Baromètre ETHIC-OTC

1 Mars 2010

Le baromètre ETHIC été réalisé auprès d’un échantillon représentatif de PME (hors artisanat et commerçants) sur leurs besoins de financements.

Cette première vague du baromètre a été réalisée à partir d’un sondage administré par Internet entre le 01/01/2010 et le 20/03/2010, auprès de 300 dirigeants.  
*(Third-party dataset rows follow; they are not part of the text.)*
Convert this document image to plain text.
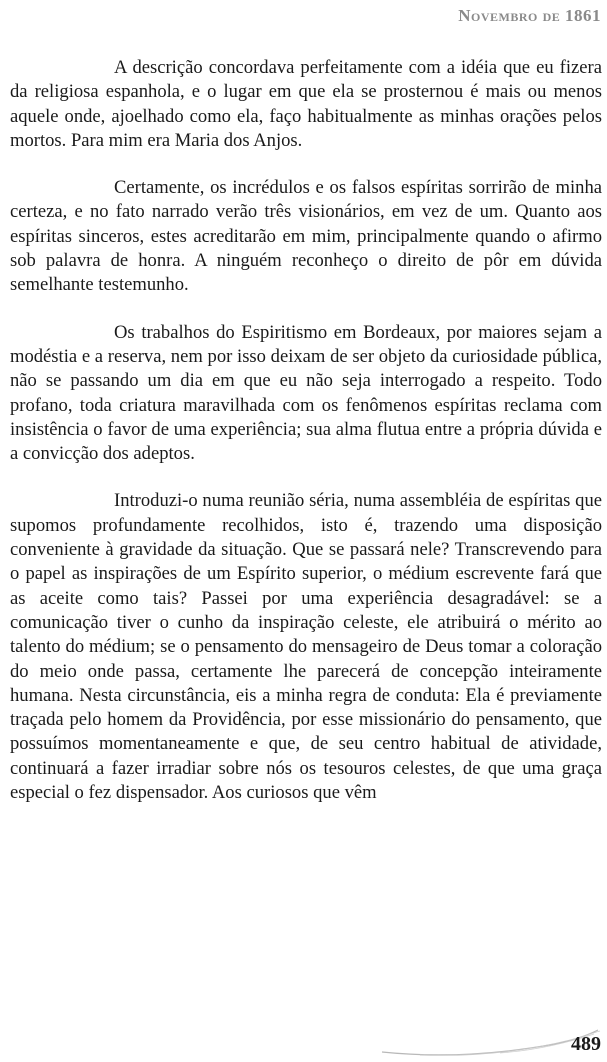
Novembro de 1861

A descrição concordava perfeitamente com a idéia que eu fizera da religiosa espanhola, e o lugar em que ela se prosternou é mais ou menos aquele onde, ajoelhado como ela, faço habitualmente as minhas orações pelos mortos. Para mim era Maria dos Anjos.

Certamente, os incrédulos e os falsos espíritas sorrirão de minha certeza, e no fato narrado verão três visionários, em vez de um. Quanto aos espíritas sinceros, estes acreditarão em mim, principalmente quando o afirmo sob palavra de honra. A ninguém reconheço o direito de pôr em dúvida semelhante testemunho.

Os trabalhos do Espiritismo em Bordeaux, por maiores sejam a modéstia e a reserva, nem por isso deixam de ser objeto da curiosidade pública, não se passando um dia em que eu não seja interrogado a respeito. Todo profano, toda criatura maravilhada com os fenômenos espíritas reclama com insistência o favor de uma experiência; sua alma flutua entre a própria dúvida e a convicção dos adeptos.

Introduzi-o numa reunião séria, numa assembléia de espíritas que supomos profundamente recolhidos, isto é, trazendo uma disposição conveniente à gravidade da situação. Que se passará nele? Transcrevendo para o papel as inspirações de um Espírito superior, o médium escrevente fará que as aceite como tais? Passei por uma experiência desagradável: se a comunicação tiver o cunho da inspiração celeste, ele atribuirá o mérito ao talento do médium; se o pensamento do mensageiro de Deus tomar a coloração do meio onde passa, certamente lhe parecerá de concepção inteiramente humana. Nesta circunstância, eis a minha regra de conduta: Ela é previamente traçada pelo homem da Providência, por esse missionário do pensamento, que possuímos momentaneamente e que, de seu centro habitual de atividade, continuará a fazer irradiar sobre nós os tesouros celestes, de que uma graça especial o fez dispensador. Aos curiosos que vêm

489
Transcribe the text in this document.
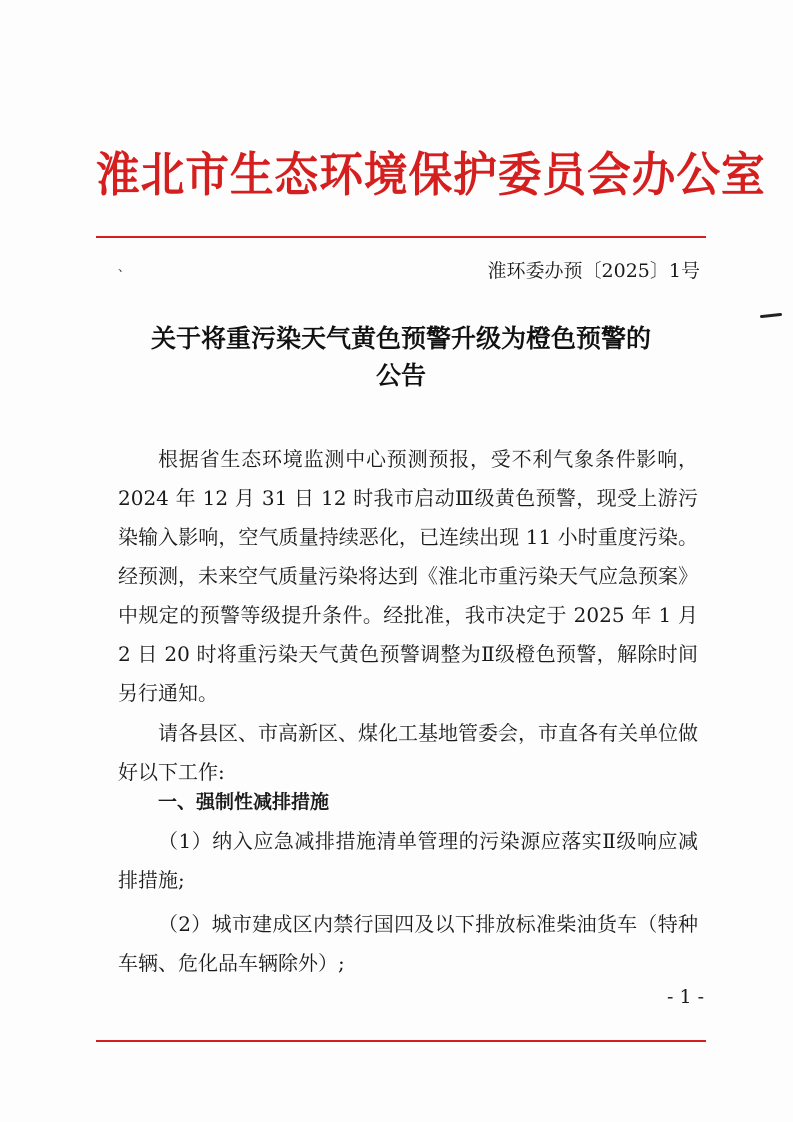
淮北市生态环境保护委员会办公室
、	淮环委办预〔2025〕1号
关于将重污染天气黄色预警升级为橙色预警的
公告

根据省生态环境监测中心预测预报，受不利气象条件影响，2024 年 12 月 31 日 12 时我市启动Ⅲ级黄色预警，现受上游污染输入影响，空气质量持续恶化，已连续出现 11 小时重度污染。经预测，未来空气质量污染将达到《淮北市重污染天气应急预案》中规定的预警等级提升条件。经批准，我市决定于 2025 年 1 月 2 日 20 时将重污染天气黄色预警调整为Ⅱ级橙色预警，解除时间另行通知。

请各县区、市高新区、煤化工基地管委会，市直各有关单位做好以下工作:

一、强制性减排措施

（1）纳入应急减排措施清单管理的污染源应落实Ⅱ级响应减排措施;

（2）城市建成区内禁行国四及以下排放标准柴油货车（特种车辆、危化品车辆除外）;

- 1 -
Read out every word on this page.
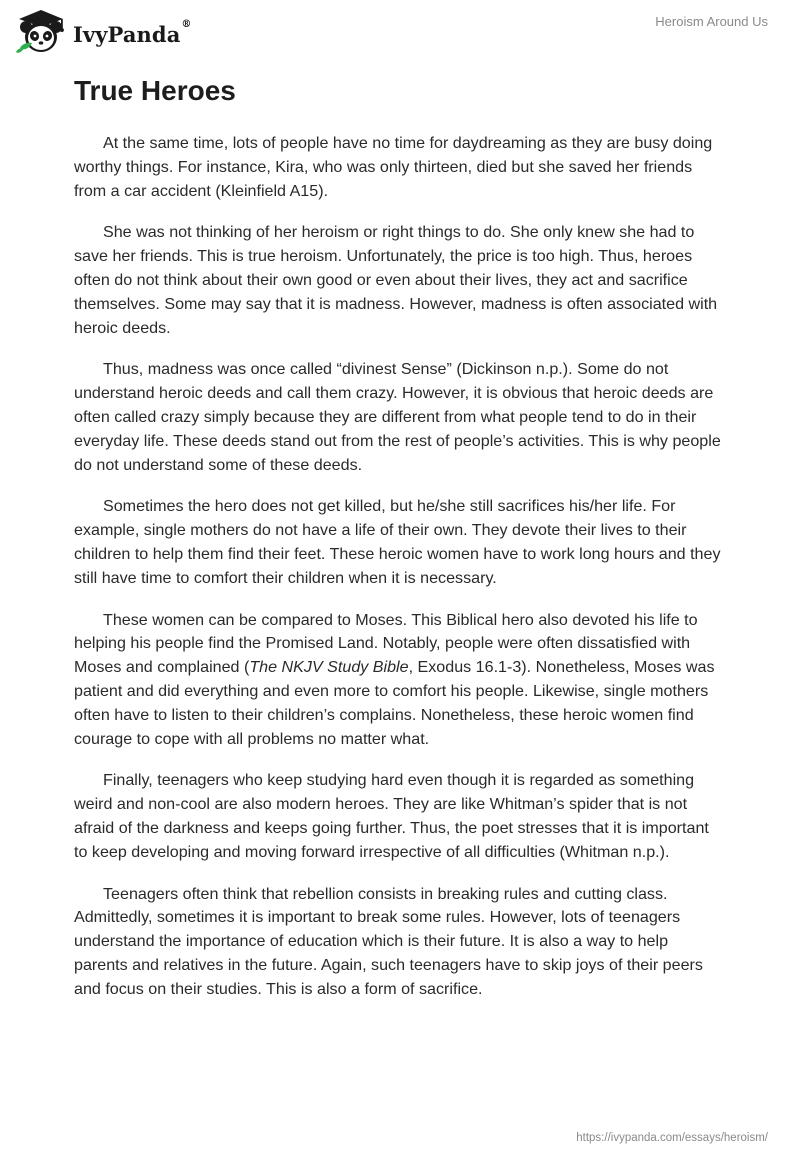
IvyPanda®	Heroism Around Us
True Heroes

At the same time, lots of people have no time for daydreaming as they are busy doing worthy things. For instance, Kira, who was only thirteen, died but she saved her friends from a car accident (Kleinfield A15).

She was not thinking of her heroism or right things to do. She only knew she had to save her friends. This is true heroism. Unfortunately, the price is too high. Thus, heroes often do not think about their own good or even about their lives, they act and sacrifice themselves. Some may say that it is madness. However, madness is often associated with heroic deeds.

Thus, madness was once called “divinest Sense” (Dickinson n.p.). Some do not understand heroic deeds and call them crazy. However, it is obvious that heroic deeds are often called crazy simply because they are different from what people tend to do in their everyday life. These deeds stand out from the rest of people’s activities. This is why people do not understand some of these deeds.

Sometimes the hero does not get killed, but he/she still sacrifices his/her life. For example, single mothers do not have a life of their own. They devote their lives to their children to help them find their feet. These heroic women have to work long hours and they still have time to comfort their children when it is necessary.

These women can be compared to Moses. This Biblical hero also devoted his life to helping his people find the Promised Land. Notably, people were often dissatisfied with Moses and complained (The NKJV Study Bible, Exodus 16.1-3). Nonetheless, Moses was patient and did everything and even more to comfort his people. Likewise, single mothers often have to listen to their children’s complains. Nonetheless, these heroic women find courage to cope with all problems no matter what.

Finally, teenagers who keep studying hard even though it is regarded as something weird and non-cool are also modern heroes. They are like Whitman’s spider that is not afraid of the darkness and keeps going further. Thus, the poet stresses that it is important to keep developing and moving forward irrespective of all difficulties (Whitman n.p.).

Teenagers often think that rebellion consists in breaking rules and cutting class. Admittedly, sometimes it is important to break some rules. However, lots of teenagers understand the importance of education which is their future. It is also a way to help parents and relatives in the future. Again, such teenagers have to skip joys of their peers and focus on their studies. This is also a form of sacrifice.

https://ivypanda.com/essays/heroism/
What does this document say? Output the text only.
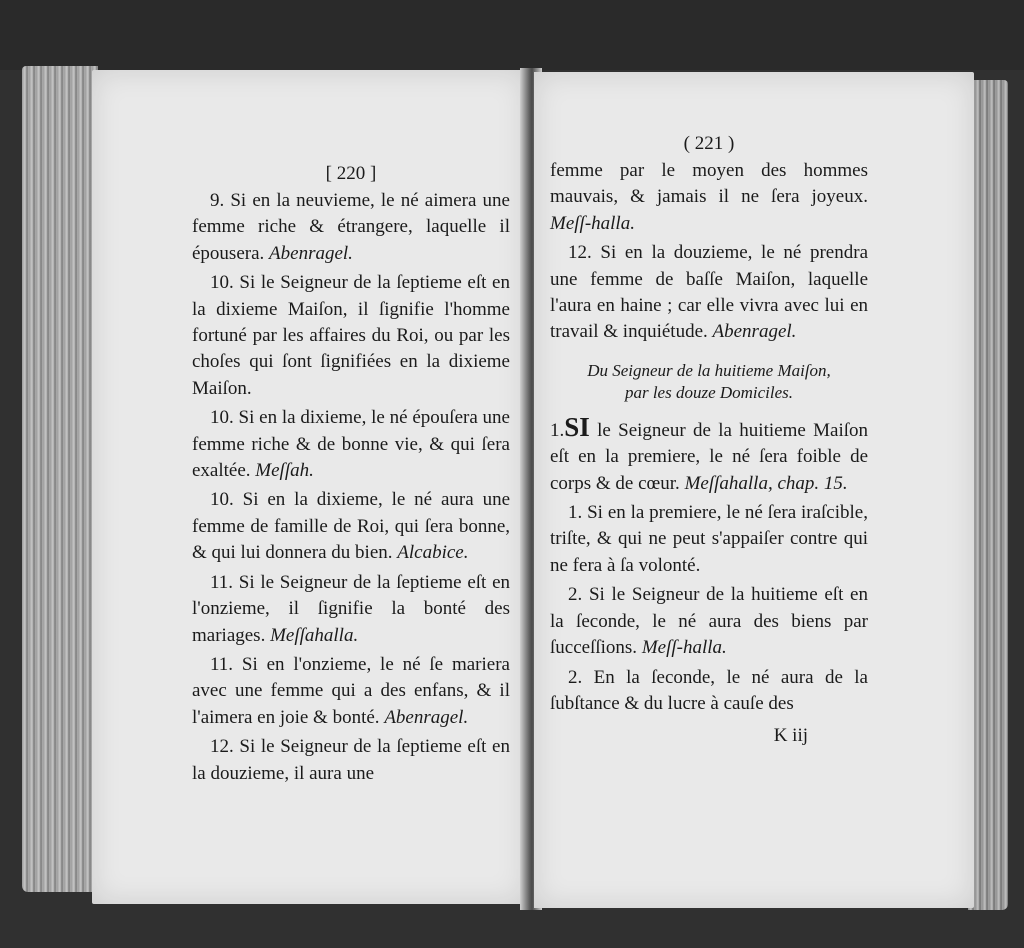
[ 220 ]

9. Si en la neuvieme, le né aimera une femme riche & étrangere, laquelle il épousera. Abenragel.

10. Si le Seigneur de la ſeptieme eſt en la dixieme Maiſon, il ſignifie l'homme fortuné par les affaires du Roi, ou par les choſes qui ſont ſignifiées en la dixieme Maiſon.

10. Si en la dixieme, le né épouſera une femme riche & de bonne vie, & qui ſera exaltée. Meſſah.

10. Si en la dixieme, le né aura une femme de famille de Roi, qui ſera bonne, & qui lui donnera du bien. Alcabice.

11. Si le Seigneur de la ſeptieme eſt en l'onzieme, il ſignifie la bonté des mariages. Meſſahalla.

11. Si en l'onzieme, le né ſe mariera avec une femme qui a des enfans, & il l'aimera en joie & bonté. Abenragel.

12. Si le Seigneur de la ſeptieme eſt en la douzieme, il aura une

( 221 )

femme par le moyen des hommes mauvais, & jamais il ne ſera joyeux. Meſſ-halla.

12. Si en la douzieme, le né prendra une femme de baſſe Maiſon, laquelle l'aura en haine ; car elle vivra avec lui en travail & inquiétude. Abenragel.

Du Seigneur de la huitieme Maiſon,
par les douze Domiciles.

1.SI le Seigneur de la huitieme Maiſon eſt en la premiere, le né ſera foible de corps & de cœur. Meſſahalla, chap. 15.

1. Si en la premiere, le né ſera iraſcible, triſte, & qui ne peut s'appaiſer contre qui ne fera à ſa volonté.

2. Si le Seigneur de la huitieme eſt en la ſeconde, le né aura des biens par ſucceſſions. Meſſ-halla.

2. En la ſeconde, le né aura de la ſubſtance & du lucre à cauſe des

K iij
Consultez ici les résultats de la 1ère vague.

 

En synthèse : 

  • La moitié des entreprises consultées (50,8%) déclare avoir eu des besoins de ressources financières supplémentaires ces 24 derniers mois. La moitié d'entre elles a eu besoin de moins de 500 000 €, ce qui est en rapport avec la taille de leur bilan.
  • Un gros tiers (réponses multiples) de celles qui ont eu ou ont besoin de ressources supplémentaires compte les affecter d'abord à la conquête et au financement de nouveaux marchés (34,8%); un autre tiers (29,9%) au financement du BFR, un autre tiers (27,9%) au financement d'une acquisition
  • Financement de nouvelles embauches. Seules 11,8% ont besoin de cet argent pour atteindre l'équilibre d'exploitation.

Les réponses à cette question sont extrêmement révélatrices du gisement et du potentiel de croissance des PME. La moitié des PME françaises qui cherchent de l'argent souhaite en trouver pour répondre à des opportunités de croissance (satisfaire de nouveaux marchés, financer une acquisition, de nouvelles embauches, ou un BFR ce qui aboutit au même résultat).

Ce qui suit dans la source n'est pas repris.